After the Priscilla, other ships brought more Portuguese to Hawaii, mostly from Madeira and the Azores, and by 1911, there were about 16,000 Portuguese in the islands.

Marie Ho of Honokaa, a fourth-generation Portuguese, counts herself among the few full-blooded Portuguese remaining here.

“There are really few pure Portuguese left because many of them assimilated and intermarried,” Ho noted.

Many of the Portuguese men became lunas, or overseers, on the plantations.

“They were skilled laborers when they arrived,” she said. “And since they were skilled, they were put in the position of the skilled laborer, which would be the luna or other skilled positions. Since they had skills, they didn’t have to (work) in the cane fields.”

In addition, the Portuguese brought a small stringed instrument, the braguinha, which Hawaiians adopted and called the ‘ukulele.

“The Spanish brought the guitar, but the ‘ukulele was a Portuguese thing. Hawaiian music was changed, and the world was changed, forever because of the ‘ukulele,” Ho said.

The Portuguese, like the other nationalities who came to work on the plantations, also left their mark on island cuisine.

“The Portuguese are credited for bringing baked goods in Hawaii because of the forno,” Ho said, referring to a wood-fired brick oven. “Before that, in Hawaii, there really were no ovens. The Hawaiians had the ‘imu and the missionaries cooked with the iron pots with the lid, the Dutch ovens. Sweet bread and malasadas are a tradition we carry on.”

On Shrove Tuesday, aka “Fat Tuesday,” the day before the start of Lent on Ash Wednesday and the ritual fasting of the Lenten season, malasadas have become such a popular item the day is now known in Hawaii as “Malasada Day.”

A Catholic tradition that is uniquely Portuguese, the Feast of the Holy Ghost, which originated with the sixth Queen of Portugal, Isabel, is still celebrated in several Hawaii parishes, including Our Lady of Lourdes Catholic Church in Honokaa.

Jackie Pualani Johnson grew up with a full-blooded Portuguese mother and a father who had Portuguese blood, as well.
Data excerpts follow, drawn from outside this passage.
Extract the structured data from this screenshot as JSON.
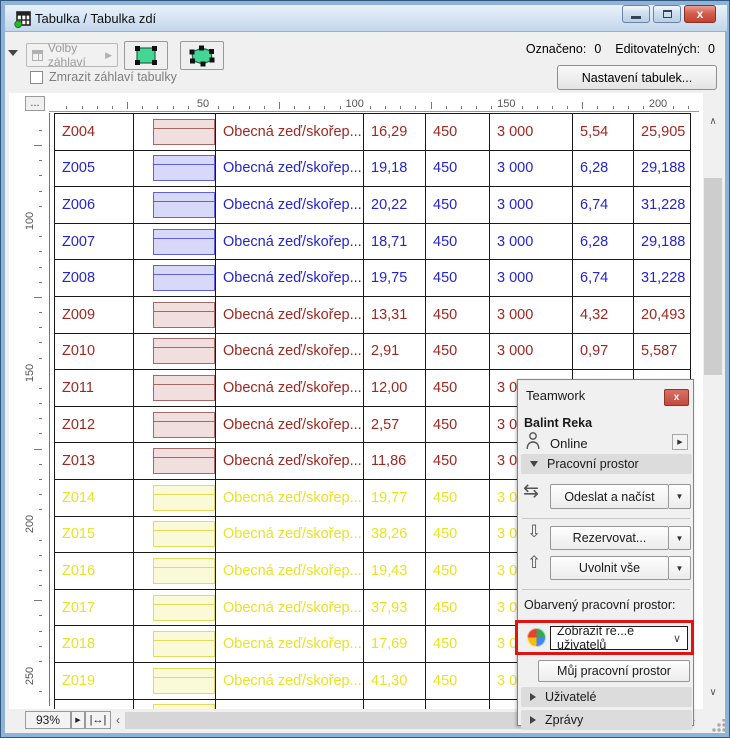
{
  "window": {
    "title": "Tabulka /  Tabulka zdí",
    "controls": {
      "minimize": "—",
      "maximize": "❐",
      "close": "x"
    }
  },
  "toolbar": {
    "header_options": "Volby záhlaví",
    "freeze_header": "Zmrazit záhlaví tabulky",
    "selected_label": "Označeno:",
    "selected_value": "0",
    "editable_label": "Editovatelných:",
    "editable_value": "0",
    "settings": "Nastavení tabulek..."
  },
  "ruler": {
    "corner": "...",
    "h_labels": [
      "50",
      "100",
      "150",
      "200"
    ],
    "v_labels": [
      "100",
      "150",
      "200",
      "250"
    ]
  },
  "table": {
    "rows": [
      {
        "id": "Z004",
        "color": "red",
        "name": "Obecná zeď/skořep...",
        "values": [
          "16,29",
          "450",
          "3 000",
          "5,54",
          "25,905"
        ]
      },
      {
        "id": "Z005",
        "color": "blue",
        "name": "Obecná zeď/skořep...",
        "values": [
          "19,18",
          "450",
          "3 000",
          "6,28",
          "29,188"
        ]
      },
      {
        "id": "Z006",
        "color": "blue",
        "name": "Obecná zeď/skořep...",
        "values": [
          "20,22",
          "450",
          "3 000",
          "6,74",
          "31,228"
        ]
      },
      {
        "id": "Z007",
        "color": "blue",
        "name": "Obecná zeď/skořep...",
        "values": [
          "18,71",
          "450",
          "3 000",
          "6,28",
          "29,188"
        ]
      },
      {
        "id": "Z008",
        "color": "blue",
        "name": "Obecná zeď/skořep...",
        "values": [
          "19,75",
          "450",
          "3 000",
          "6,74",
          "31,228"
        ]
      },
      {
        "id": "Z009",
        "color": "red",
        "name": "Obecná zeď/skořep...",
        "values": [
          "13,31",
          "450",
          "3 000",
          "4,32",
          "20,493"
        ]
      },
      {
        "id": "Z010",
        "color": "red",
        "name": "Obecná zeď/skořep...",
        "values": [
          "2,91",
          "450",
          "3 000",
          "0,97",
          "5,587"
        ]
      },
      {
        "id": "Z011",
        "color": "red",
        "name": "Obecná zeď/skořep...",
        "values": [
          "12,00",
          "450",
          "3 000",
          "",
          ""
        ]
      },
      {
        "id": "Z012",
        "color": "red",
        "name": "Obecná zeď/skořep...",
        "values": [
          "2,57",
          "450",
          "3 000",
          "",
          ""
        ]
      },
      {
        "id": "Z013",
        "color": "red",
        "name": "Obecná zeď/skořep...",
        "values": [
          "11,86",
          "450",
          "3 000",
          "",
          ""
        ]
      },
      {
        "id": "Z014",
        "color": "yellow",
        "name": "Obecná zeď/skořep...",
        "values": [
          "19,77",
          "450",
          "3 000",
          "",
          ""
        ]
      },
      {
        "id": "Z015",
        "color": "yellow",
        "name": "Obecná zeď/skořep...",
        "values": [
          "38,26",
          "450",
          "3 000",
          "",
          ""
        ]
      },
      {
        "id": "Z016",
        "color": "yellow",
        "name": "Obecná zeď/skořep...",
        "values": [
          "19,43",
          "450",
          "3 000",
          "",
          ""
        ]
      },
      {
        "id": "Z017",
        "color": "yellow",
        "name": "Obecná zeď/skořep...",
        "values": [
          "37,93",
          "450",
          "3 000",
          "",
          ""
        ]
      },
      {
        "id": "Z018",
        "color": "yellow",
        "name": "Obecná zeď/skořep...",
        "values": [
          "17,69",
          "450",
          "3 000",
          "",
          ""
        ]
      },
      {
        "id": "Z019",
        "color": "yellow",
        "name": "Obecná zeď/skořep...",
        "values": [
          "41,30",
          "450",
          "3 000",
          "",
          ""
        ]
      }
    ],
    "partial_row": {
      "color": "yellow"
    }
  },
  "colors": {
    "row_red": "#9e2720",
    "row_blue": "#2424d2",
    "row_yellow": "#e9e322",
    "swatch_red_fill": "#f1dede",
    "swatch_red_border": "#a56a66",
    "swatch_blue_fill": "#d8d8f8",
    "swatch_blue_border": "#6161e0",
    "swatch_yellow_fill": "#fbfad8",
    "swatch_yellow_border": "#e2dc5a",
    "callout": "#e11414",
    "marquee_green": "#45d696"
  },
  "teamwork": {
    "title": "Teamwork",
    "user_name": "Balint Reka",
    "status": "Online",
    "workspace_section": "Pracovní prostor",
    "send_receive": "Odeslat a načíst",
    "reserve": "Rezervovat...",
    "release_all": "Uvolnit vše",
    "colored_workspace_label": "Obarvený pracovní prostor:",
    "colored_dropdown_value": "Zobrazit re...e uživatelů",
    "my_workspace": "Můj pracovní prostor",
    "users_section": "Uživatelé",
    "messages_section": "Zprávy",
    "close_glyph": "x"
  },
  "statusbar": {
    "zoom": "93%"
  },
  "icons": {
    "scroll_up": "∧",
    "scroll_down": "∨",
    "scroll_left": "‹",
    "scroll_right": "›",
    "dropdown": "▼",
    "flyout_right": "▶",
    "send_receive": "⇆",
    "reserve": "⇩",
    "release": "⇧",
    "select_chevron": "∨",
    "fit_width": "↔",
    "spin_right": "▶"
  }
}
She compiled oral histories into the living history section of the traveling show. Actors will play Johnson’s maternal grandfather, Edward Soares Medeiros, Dolores Tavares, a Pahoa-born woman of full-Portuguese descent, and Norbert and Erma Serrao, a couple Johnson described as still having “a touching tenderness about them after five decades of marriage.”

“Even after 50 years, there was not even a smidge of anything like impatience or even teasing each other in a jocular way. Not a smidge of that,” Johnson said. “Both of them talk about their work was a prime commitment and how it affected how they raised their family. In a good way. Erma, for instance, was working at Pahoa School with kids who needed special help and took all of these workshops on how to deal with children. And it carried over into their family, the sense of continuity you take home. You’re not done with work when you’re at home; you don’t lock it on a shelf and leave it.”

Johnson noted “basic values that permeate” the Portuguese community.

“The family is at the core. And hard work. My grandpa worked at Hilo Iron Works for 50 years and never missed a day. Not one,” she said.

Tavares, who lives in Wainaku with her son, Michael, is still active physically and mentally and could pass for two decades younger than her 90 years. Her husband, Victor, died in 2003 at age 81.

“I’m very proud to be Portuguese,” she said. “We have a beautiful heritage, historical. We should be very proud of that. I’ve been to Portugal three times. We’ve seen the monument of the navigators (Padrão dos Descobrimentos in Lisbon) with the (compass) on the ground. They still go to Portugal from other nations to study navigation today.”

Johnson described the Portuguese immigrants who crossed two oceans to arrive in Hawaii as “incredibly resilient people.”

“These are people who were courageous enough to leave the subtropical islands off Portugal in the Atlantic and take that 150-day-and-then-some journey, treacherous as can be, to come to another place that is similar, quite similar to where they came from, to start a new life.”